I nodded, concentrating on the dark water in the dock. You couldn’t see what was below the surface. I’d watched Julie net a zillion crabs in our dock and I knew this one would be just as full of them. Through the ankle- deep water, I could see that my toes were exposed and vulnerable.
“I need to go get my flip-flops,” I said.
“Why?” my mother asked.
“Because of the crabs.”
“The crabs have better things to do than munch on your toes,” Bruno said. He was kneeling on the bow of the boat cleaning the windshield. He was wearing his swimming trunks and nothing else, and I had never seen a body like his before. Even his muscles had muscles.

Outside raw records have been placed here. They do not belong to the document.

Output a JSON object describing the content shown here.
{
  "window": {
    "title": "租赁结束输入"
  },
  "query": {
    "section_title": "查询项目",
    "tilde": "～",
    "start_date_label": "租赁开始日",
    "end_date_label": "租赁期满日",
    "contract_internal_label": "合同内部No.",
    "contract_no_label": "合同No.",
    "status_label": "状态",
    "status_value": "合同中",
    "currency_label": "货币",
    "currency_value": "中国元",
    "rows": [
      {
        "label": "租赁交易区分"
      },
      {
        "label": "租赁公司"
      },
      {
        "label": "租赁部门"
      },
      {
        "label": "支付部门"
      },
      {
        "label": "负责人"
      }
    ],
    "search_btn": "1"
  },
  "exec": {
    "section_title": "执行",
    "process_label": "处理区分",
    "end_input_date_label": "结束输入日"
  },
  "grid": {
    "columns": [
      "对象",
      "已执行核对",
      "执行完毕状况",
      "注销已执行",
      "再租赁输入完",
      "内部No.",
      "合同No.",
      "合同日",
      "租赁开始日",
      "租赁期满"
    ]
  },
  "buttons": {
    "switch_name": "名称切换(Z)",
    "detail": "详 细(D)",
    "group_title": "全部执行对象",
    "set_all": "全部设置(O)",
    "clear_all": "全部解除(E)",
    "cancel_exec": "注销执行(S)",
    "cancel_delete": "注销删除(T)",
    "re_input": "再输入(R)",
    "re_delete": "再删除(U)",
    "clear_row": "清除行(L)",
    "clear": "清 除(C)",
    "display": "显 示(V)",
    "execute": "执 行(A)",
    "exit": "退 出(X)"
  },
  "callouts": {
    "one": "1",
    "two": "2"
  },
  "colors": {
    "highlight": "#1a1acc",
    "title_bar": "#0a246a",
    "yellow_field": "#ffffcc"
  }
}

“Use my flip-flops,” Ethan called from the water. He pointed to the sand behind us where his flip-flops had been carelessly kicked off, one of them resting on the other. I scrambled back up the slope and put them on. They were too big, but they would have to do.
“Look, Lucy!” Ethan said, when I’d returned to the ankledeep water and the safety of my mother’s hand. He was standing at the bottom of the slope, or so I assumed. I couldn’t really see. “It’s only up to my waist here.” He held his arms out above the water. I could see every one of his ribs.
“Let’s take one more step,” my mother said. “Just one step at a time.”
I wanted to give her something, and so I did it. I took a baby step down the slope and shivered as the cool water inched halfway up my calf. My teeth were starting to chatter. I could barely make out my toes now, and I kept hopping from foot to foot to keep the crabs away. The flip-flops were not enough to make me feel secure. I should have worn my sneakers.
“It’s easier if you get in all at once, Lucy,” Ned said. He was the expert and I knew he was right, but I just couldn’t do it.
“One more,” my mother said, and I held my breath and took another step forward. The water lapped at my knees, and my teeth were chattering so loudly now that I was sure everyone could hear them. My arms were covered with gooseflesh.
“That’s great, Lucy!” Ethan said. “Keep coming.” He was patting the surface of the water like someone might pat the cushion of a sofa to encourage a friend to sit next to them.
“Are there crabs by your feet?” I asked him.
“No!” he said. “The crabs are afraid of you. They see your feet and run away.”
That did not reassure me. I wanted to hear that there were no crabs at all.
“What if they don’t see my feet until it’s too late? Then they’ll bite me.”
“You’re being a big baby, Lucy,” Bruno said from his perch on the bow.
“Leave her alone, Bruno,” Ned said.
“How do you stay so patient with her, Maria?” Mr. Chapman asked.